Author: Andrea MacEachern
Date of Trip: May 2014

It was the hottest morning in Montezuma, Costa Rica since I’d arrived and the walk down the hill was torture. I was only half way down the hill leading from Anamaya Yoga Retreat to Montezuma Village when a young man on a motorbike stopped. “Senorita, I take you to bottom of the hill if you like.” He was wearing a nice shirt and khaki shorts which gave him an air of coolness and confidence – like he often picked up strange women walking down that hill. I saw no harm and a few minutes later, he dropped me off at the beach.

A storm had passed near Montezuma the previous night and the water was extremely rough. The smell of Cerviche and Empanadas in the restaurant a few meters away filled the air. I found some shade under a tree and the sounds of palm trees rustling in the breeze and waves crashing on shore gently lulled me to sleep.

By late-morning, the heat was getting to me. I was craving a refreshing fruit smoothie, so off I went in search of one. At the end of a street, I noticed an outdoor smoothie bar. A friendly, young man was eager to take on the challenge of making me something that was refreshing but not-too-sweet. It took a while for him to make it as he carefully thought out each ingredient and made sure it was mixed to perfection. He placed his finished masterpiece before me. For the price of 3 dollars, I received a delicious, orange-colored smoothie in a massive glass…and a lesson in life that I would not soon forget.

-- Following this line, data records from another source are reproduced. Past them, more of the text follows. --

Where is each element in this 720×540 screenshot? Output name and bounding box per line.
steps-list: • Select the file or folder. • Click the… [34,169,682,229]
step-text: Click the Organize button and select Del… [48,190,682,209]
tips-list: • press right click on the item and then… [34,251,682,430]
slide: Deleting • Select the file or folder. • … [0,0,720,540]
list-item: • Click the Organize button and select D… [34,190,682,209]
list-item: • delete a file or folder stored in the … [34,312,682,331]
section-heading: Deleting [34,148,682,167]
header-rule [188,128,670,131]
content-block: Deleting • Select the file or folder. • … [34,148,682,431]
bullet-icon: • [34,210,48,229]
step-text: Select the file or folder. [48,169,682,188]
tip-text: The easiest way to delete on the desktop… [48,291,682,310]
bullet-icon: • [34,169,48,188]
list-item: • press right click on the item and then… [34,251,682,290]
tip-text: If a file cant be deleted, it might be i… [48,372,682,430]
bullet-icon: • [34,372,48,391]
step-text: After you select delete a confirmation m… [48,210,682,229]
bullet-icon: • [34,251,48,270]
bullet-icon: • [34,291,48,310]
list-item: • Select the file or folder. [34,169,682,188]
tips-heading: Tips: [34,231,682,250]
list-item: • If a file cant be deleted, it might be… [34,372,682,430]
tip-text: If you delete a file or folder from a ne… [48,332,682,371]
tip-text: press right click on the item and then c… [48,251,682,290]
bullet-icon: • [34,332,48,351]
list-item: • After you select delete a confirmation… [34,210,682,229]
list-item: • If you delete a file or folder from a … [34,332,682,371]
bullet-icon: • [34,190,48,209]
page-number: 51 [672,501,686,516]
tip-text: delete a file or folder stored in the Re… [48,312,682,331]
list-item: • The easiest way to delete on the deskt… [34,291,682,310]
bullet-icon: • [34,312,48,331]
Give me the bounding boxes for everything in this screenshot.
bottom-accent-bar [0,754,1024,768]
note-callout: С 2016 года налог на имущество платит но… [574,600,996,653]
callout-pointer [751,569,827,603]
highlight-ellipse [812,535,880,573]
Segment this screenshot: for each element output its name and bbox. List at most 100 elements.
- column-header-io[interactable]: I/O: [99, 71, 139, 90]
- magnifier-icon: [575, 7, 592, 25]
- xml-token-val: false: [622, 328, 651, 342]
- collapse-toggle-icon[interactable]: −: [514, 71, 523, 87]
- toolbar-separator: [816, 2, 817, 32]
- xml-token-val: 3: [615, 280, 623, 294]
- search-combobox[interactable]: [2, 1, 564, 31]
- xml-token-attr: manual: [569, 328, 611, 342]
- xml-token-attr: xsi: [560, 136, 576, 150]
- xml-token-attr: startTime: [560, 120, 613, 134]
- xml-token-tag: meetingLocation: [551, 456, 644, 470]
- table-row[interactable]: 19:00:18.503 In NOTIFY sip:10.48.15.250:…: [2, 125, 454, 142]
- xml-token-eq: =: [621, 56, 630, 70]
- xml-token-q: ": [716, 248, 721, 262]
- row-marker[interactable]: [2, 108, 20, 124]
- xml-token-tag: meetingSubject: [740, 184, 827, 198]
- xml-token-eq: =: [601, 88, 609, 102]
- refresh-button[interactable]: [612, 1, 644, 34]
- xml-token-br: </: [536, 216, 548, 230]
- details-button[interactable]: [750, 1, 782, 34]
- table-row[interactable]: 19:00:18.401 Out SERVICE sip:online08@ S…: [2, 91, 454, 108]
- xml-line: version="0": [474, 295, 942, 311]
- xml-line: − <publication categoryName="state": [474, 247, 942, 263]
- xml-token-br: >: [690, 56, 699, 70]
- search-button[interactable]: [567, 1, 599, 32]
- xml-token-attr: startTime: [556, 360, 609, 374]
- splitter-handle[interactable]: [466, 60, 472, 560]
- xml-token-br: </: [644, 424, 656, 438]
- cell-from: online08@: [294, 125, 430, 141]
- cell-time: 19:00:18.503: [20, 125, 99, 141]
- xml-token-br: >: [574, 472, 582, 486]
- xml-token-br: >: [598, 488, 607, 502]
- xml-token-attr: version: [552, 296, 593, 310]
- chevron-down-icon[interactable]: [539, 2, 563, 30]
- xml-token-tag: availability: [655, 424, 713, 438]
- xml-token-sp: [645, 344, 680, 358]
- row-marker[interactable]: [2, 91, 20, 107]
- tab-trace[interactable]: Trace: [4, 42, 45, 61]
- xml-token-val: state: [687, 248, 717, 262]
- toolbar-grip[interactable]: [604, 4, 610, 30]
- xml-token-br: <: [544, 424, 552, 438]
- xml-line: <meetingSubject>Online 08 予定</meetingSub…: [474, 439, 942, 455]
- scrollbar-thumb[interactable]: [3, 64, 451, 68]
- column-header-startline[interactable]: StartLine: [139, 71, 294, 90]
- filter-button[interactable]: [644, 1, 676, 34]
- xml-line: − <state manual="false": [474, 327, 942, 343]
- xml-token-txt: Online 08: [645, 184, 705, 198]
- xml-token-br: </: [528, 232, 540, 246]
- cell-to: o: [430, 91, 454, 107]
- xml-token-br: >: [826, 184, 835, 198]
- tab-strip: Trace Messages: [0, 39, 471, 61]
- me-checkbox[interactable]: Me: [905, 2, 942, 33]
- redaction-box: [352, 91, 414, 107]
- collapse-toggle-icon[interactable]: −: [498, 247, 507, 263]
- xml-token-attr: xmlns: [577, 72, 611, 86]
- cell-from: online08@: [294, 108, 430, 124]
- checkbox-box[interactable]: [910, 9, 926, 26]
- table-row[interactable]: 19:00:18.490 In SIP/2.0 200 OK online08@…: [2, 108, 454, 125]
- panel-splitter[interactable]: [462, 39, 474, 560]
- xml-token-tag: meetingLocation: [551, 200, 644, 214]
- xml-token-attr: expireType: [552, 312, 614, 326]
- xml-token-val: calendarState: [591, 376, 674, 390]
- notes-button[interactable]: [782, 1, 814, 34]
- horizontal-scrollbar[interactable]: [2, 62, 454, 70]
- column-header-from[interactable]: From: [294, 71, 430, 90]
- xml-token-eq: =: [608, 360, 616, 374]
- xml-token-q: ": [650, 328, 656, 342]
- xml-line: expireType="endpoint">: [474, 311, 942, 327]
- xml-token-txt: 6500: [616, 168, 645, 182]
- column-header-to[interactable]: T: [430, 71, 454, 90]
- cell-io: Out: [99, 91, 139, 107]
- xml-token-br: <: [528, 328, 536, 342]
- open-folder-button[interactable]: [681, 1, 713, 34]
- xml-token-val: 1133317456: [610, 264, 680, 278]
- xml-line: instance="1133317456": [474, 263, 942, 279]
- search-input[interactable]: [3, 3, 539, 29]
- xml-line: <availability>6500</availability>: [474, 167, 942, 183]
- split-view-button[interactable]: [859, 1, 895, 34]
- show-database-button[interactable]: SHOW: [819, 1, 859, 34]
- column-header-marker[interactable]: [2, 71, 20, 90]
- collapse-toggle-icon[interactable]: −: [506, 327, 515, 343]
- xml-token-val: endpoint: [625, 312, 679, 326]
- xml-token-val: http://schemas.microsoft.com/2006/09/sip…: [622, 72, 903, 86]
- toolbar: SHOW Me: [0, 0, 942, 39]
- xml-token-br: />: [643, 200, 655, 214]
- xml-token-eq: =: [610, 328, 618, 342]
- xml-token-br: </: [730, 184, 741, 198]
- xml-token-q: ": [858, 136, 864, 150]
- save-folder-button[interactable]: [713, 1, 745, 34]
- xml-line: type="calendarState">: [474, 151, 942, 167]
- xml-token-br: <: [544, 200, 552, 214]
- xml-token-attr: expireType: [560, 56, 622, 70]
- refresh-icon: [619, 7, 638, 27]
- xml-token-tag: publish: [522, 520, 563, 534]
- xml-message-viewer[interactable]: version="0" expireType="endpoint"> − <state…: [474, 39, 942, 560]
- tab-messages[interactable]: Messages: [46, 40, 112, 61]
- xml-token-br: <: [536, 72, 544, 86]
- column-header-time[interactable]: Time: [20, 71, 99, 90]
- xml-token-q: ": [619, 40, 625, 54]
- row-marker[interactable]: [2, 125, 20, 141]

“So, are you from around here?” I asked him. “Yes, born and raised in Costa Rica.” He said proudly and than asked if I knew what “Pura Vida” meant. To me “Pura Vida” meant The Pure Life. Natural, untouched, simple and pure. He went on to explain it in more depth for me. “That is how most people interpret it. You see, ‘Pura Vida’ can be a greeting, a state of mind, a way of life. You meet someone walking down the street, you say ‘Pura Vida’. You catch the perfect wave while surfing, you say ‘Pura Vida’. You have a wonderful day, instead of saying goodnight, you say ‘Pura Vida’. You find a great smoothie bar while walking the streets of Montezuma, you say ‘Pura Vida’. It can mean anything but always something good. Anytime something good happens, “Pura Vida” is the appropriate thing to say.” Made sense to me. How can you not be living the “Pura Vida” in a country that is considered to be one of the happiest in the world? I feel so lucky to be able to say that I experienced Pura Vida first hand…and have been able to apply to my daily life back home.